Second Story goes on at length to say and reiterate that Tolkien, though talented, did nothing new or special. I would think the obvious thing for her to do would be to provide examples of fantasy fiction written before The Lord of the Rings that have qualities that are erroneously believed to have originated with Lord of the Rings. She does not. Meanwhile, anyone watching who knows anything about fantasy will know that, yes, certainly fantasy existed before The Hobbit in the works of Clark Ashton Smith or Lord Dunsany, but The Lord of the Rings nonetheless provided a basic blueprint that was followed by thousands of publications in the fantasy genre ever afterwards, all over the world. The numerous books published under the Dungeons and Dragons banner replicate the party of adventurers depicted in Lord of the Rings of different representatives of fantasy races and specialised professional classes. Martin's work replicates the epic war in a fantasy world that Lord of the Rings introduced. Elements of Tolkien's works certainly existed in a number of forerunners but Tolkien was undeniably the first to put them together into something of The Lord of the Rings' depth and scope, having something of the true war account of Wilfred Owen while also having the grandeur of Alfred, Lord Tennyson. And I have the sinking feeling ChatGPT would've seen this.

X Sonnet 1957

The young macaque is guarding station food.
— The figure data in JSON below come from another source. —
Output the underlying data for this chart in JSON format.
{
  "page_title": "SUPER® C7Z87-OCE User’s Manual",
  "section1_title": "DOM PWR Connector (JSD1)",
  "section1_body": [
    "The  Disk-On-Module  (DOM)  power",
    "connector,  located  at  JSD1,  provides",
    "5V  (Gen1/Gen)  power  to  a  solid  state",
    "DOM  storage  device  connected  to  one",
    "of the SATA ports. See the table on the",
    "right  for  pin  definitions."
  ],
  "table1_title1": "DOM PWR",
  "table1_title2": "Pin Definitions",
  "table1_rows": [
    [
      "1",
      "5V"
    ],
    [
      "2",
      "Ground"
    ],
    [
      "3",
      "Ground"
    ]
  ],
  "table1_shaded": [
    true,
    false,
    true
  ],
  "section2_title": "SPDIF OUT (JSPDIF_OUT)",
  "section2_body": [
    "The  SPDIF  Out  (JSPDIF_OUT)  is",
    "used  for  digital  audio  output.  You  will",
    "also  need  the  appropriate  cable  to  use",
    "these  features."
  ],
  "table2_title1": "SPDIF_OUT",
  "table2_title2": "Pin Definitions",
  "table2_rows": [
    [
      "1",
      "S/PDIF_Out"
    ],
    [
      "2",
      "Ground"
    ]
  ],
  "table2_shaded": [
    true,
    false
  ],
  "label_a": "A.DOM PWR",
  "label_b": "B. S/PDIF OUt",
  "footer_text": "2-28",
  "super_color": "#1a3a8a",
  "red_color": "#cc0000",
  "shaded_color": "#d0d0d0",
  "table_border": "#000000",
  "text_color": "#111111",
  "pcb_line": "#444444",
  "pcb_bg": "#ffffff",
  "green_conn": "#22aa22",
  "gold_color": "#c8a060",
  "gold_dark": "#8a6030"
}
You hunger now for bread about the cheese.
Around the dairy stuff the tasters brood.
As global honey holds the yankee bees.
Partake and run, the banquet threatens peace.
You have to wait and bid before you buy.
A hundred yen could buy the golden fleece.
And yet a billion fails to budge a fly.
You see the dappled sun become a coin.
The darker spots were never what they seemed.
As owls watch the agent's soggy groin.
The rest of us were watching Orson Bean.
A later hobbit bought his leaf for cheap.
Safari dwarves repaired to Thorin's jeep.